Enjoy the spring as the going could get tough

The daffodils are out, the cherry trees are in blossom and farms are advertising their lambing weekends, so the traditional popular time for house hunting must be upon us.

The early signs are that, despite the usual end of year warnings a few months ago, 2007 will be just as voluminous in lending terms as was 2006.

Enjoying the morning drive to work with sunny skies and fresh crisp spring air in our lungs could lead us to think that everything in the garden is rosy. Even the base rate has been stable for the past two months.

While the spring sales boom presents a wonderful opportunity, there are many threats lurking, hints of which can be seen in recent news stories.

One of the cornerstones of the government’s financial policy is the control of inflation.

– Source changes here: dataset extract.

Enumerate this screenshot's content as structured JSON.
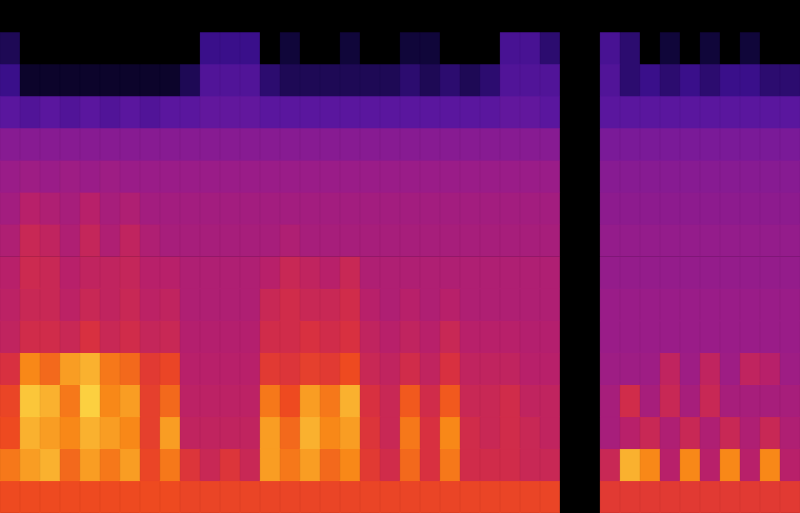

In the past, politicians might have sacrificed worthy long-term objectives to save short-term interest rate pain.

But the Bank of England, with a single inflation objective and robust failure reporting, will not shy away from prescribing medicine, however nasty the taste.

Although stable interest rates over the past two months might lull buyers into thinking we are through the worst, maybe we’re not.

A recent report suggests that there are now eight house buyers for each house seller. You don’t need a degree in economics to realise that such a mismatch will lead to a rise in house prices.

Ultimately this will lead to a rise in inflation, which in turn will result in further doses of BoE medicine.

Maybe media speculation of an 8% base rate is not far off the mark.

March is a busy period for potential sellers putting their houses on the market so supply should remain buoyant, for a while at least. The issue that should be exercising our minds is the effect of Home Information Packs on supply.

I guess there will be a burst of activity before June as some sellers see an advantage in putting their home on the market without HIPs.

But this effect will be short-lived as those sellers realise that potential purchasers expect to see HIPs. At that point HIPs will have to be arranged retrospectively and some sellers may even take their houses off the market.

Although I can see the benefits of moving the information collection aspect of housing transactions from the back end of the process to the front, nobody knows what effect HIPs will have on supply.

Any cut in the number of properties available for purchase will lead to a worse demand and supply mismatch, more house price inflation and more BoE medicine.

So enjoy the spring – things might get tougher later this year.